Problem A — Banking system command processor

Implement an in-memory banking system that processes a sequence of commands in timestamp order.

Entities

• Account identified by a unique string accountId .
• Balance is a non-negative integer amount.

Commands (examples shown; you may define an equivalent input format)

1. CREATE accountId
   • Create a new account with balance 0.
   • If the account already exists, the command should be handled deterministically (e.g., ignore or error).
2. DEPOSIT accountId amount
   • Add amount to the account.
3. TRANSFER fromId toId amount
   • Move funds from fromId to toId if sufficient funds exist.
4. TOP_SPENDERS k
   • Return the top k accounts ranked by total outgoing spend (e.g., sum of successful TRANSFER amounts sent by the account). Define deterministic tie-breaking (e.g., by accountId ).
5. SCHEDULE_PAYMENT fromId toId amount executeAt
   • Schedule a delayed transfer to run at time executeAt .
   • Scheduled payments should execute automatically at/after their scheduled time when processing later commands.
6. CANCEL_PAYMENT paymentId
   • Cancel a previously scheduled payment if it has not executed.
7. MERGE targetId sourceId
   • Merge sourceId into targetId :
     • targetId receives sourceId ’s remaining balance.
     • Define what happens to scheduled payments involving sourceId (e.g., re-point to targetId , or cancel), and ensure the behavior is consistent.
8. BALANCE accountId
   • Output the current balance.

Output

Return outputs for query-like commands (e.g., TOP_SPENDERS, BALANCE, possibly errors) in the order encountered.

Notes / constraints

• Assume up to large numbers of commands; aim for efficient data structures.
• Clearly define edge-case behavior (invalid accounts, negative amounts, cancel-after-execute, merge semantics, etc.).

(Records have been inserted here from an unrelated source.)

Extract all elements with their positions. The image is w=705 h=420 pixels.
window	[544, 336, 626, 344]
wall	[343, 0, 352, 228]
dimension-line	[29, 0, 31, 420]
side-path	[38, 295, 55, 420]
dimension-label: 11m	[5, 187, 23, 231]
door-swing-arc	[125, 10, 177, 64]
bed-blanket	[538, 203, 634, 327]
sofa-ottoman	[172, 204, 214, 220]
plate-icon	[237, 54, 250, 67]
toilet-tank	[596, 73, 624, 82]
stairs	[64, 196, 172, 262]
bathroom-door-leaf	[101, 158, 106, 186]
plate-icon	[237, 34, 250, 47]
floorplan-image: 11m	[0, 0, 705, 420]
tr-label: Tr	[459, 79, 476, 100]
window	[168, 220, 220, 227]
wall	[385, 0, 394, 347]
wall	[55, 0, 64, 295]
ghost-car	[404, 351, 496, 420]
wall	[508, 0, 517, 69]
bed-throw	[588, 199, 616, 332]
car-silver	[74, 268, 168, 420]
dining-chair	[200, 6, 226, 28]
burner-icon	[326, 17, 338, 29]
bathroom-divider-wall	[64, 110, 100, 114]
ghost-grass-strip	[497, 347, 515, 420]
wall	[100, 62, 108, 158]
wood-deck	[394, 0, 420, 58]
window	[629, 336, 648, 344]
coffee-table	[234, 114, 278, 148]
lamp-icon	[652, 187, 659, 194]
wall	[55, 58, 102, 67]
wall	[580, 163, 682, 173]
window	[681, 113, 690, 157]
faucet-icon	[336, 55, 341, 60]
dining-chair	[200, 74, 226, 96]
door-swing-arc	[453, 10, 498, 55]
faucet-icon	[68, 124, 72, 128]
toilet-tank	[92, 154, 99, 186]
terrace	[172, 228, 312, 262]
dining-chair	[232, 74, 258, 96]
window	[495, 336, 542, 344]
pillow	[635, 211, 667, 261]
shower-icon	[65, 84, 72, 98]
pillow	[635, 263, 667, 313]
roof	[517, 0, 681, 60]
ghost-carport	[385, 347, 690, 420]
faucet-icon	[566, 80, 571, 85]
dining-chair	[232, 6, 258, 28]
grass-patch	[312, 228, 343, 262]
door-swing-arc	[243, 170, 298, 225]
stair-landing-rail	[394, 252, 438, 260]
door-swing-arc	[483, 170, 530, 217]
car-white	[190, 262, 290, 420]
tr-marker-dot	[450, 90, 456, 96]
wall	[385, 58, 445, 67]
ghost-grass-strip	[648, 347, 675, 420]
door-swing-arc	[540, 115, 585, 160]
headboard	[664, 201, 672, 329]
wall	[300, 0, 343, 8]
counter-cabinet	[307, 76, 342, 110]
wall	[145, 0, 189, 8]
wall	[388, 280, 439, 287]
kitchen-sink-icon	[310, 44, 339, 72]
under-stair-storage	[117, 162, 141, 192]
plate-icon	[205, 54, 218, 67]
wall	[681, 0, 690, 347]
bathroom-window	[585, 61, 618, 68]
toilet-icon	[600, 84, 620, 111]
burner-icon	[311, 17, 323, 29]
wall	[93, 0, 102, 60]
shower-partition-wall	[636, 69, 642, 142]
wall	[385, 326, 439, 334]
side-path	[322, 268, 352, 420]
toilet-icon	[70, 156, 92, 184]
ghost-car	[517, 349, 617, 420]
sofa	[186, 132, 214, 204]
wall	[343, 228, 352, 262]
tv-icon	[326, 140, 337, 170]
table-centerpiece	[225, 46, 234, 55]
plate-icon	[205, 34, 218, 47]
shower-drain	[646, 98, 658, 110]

Problem B — Max-fee transaction packing (0/1 knapsack)

You are given N transactions, each with:

• id (unique identifier)
• size (positive integer)
• fee (non-negative integer)

You have a fixed block size limit of 100 (i.e., total size of chosen transactions must be <= 100).

Task

Choose a subset of transactions to maximize total fee.

Output

• Return the maximum achievable total fee.
• If required, also return one optimal chosen set of id s with a deterministic tie-break rule (e.g., smallest number of transactions; then lexicographically smallest list of ids).

Problem C — Design and implement a pagination utility

Design an interface and implement a pagination helper over an in-memory collection.

Requirements

• Input: a list/array of items (you can assume strings or objects with id ).
• Support pageSize and returning items page-by-page.
• Your design should specify function/class signatures (e.g., getPage(pageNumber) , or cursor-based next(cursor) returning (items, nextCursor) ), including inputs/outputs.

Constraints / considerations

• Handle edge cases (empty list, last page, invalid page token).
• Discuss tradeoffs between offset-based pagination and cursor-based pagination.
• If you choose cursor-based pagination, define how the cursor is generated and validated.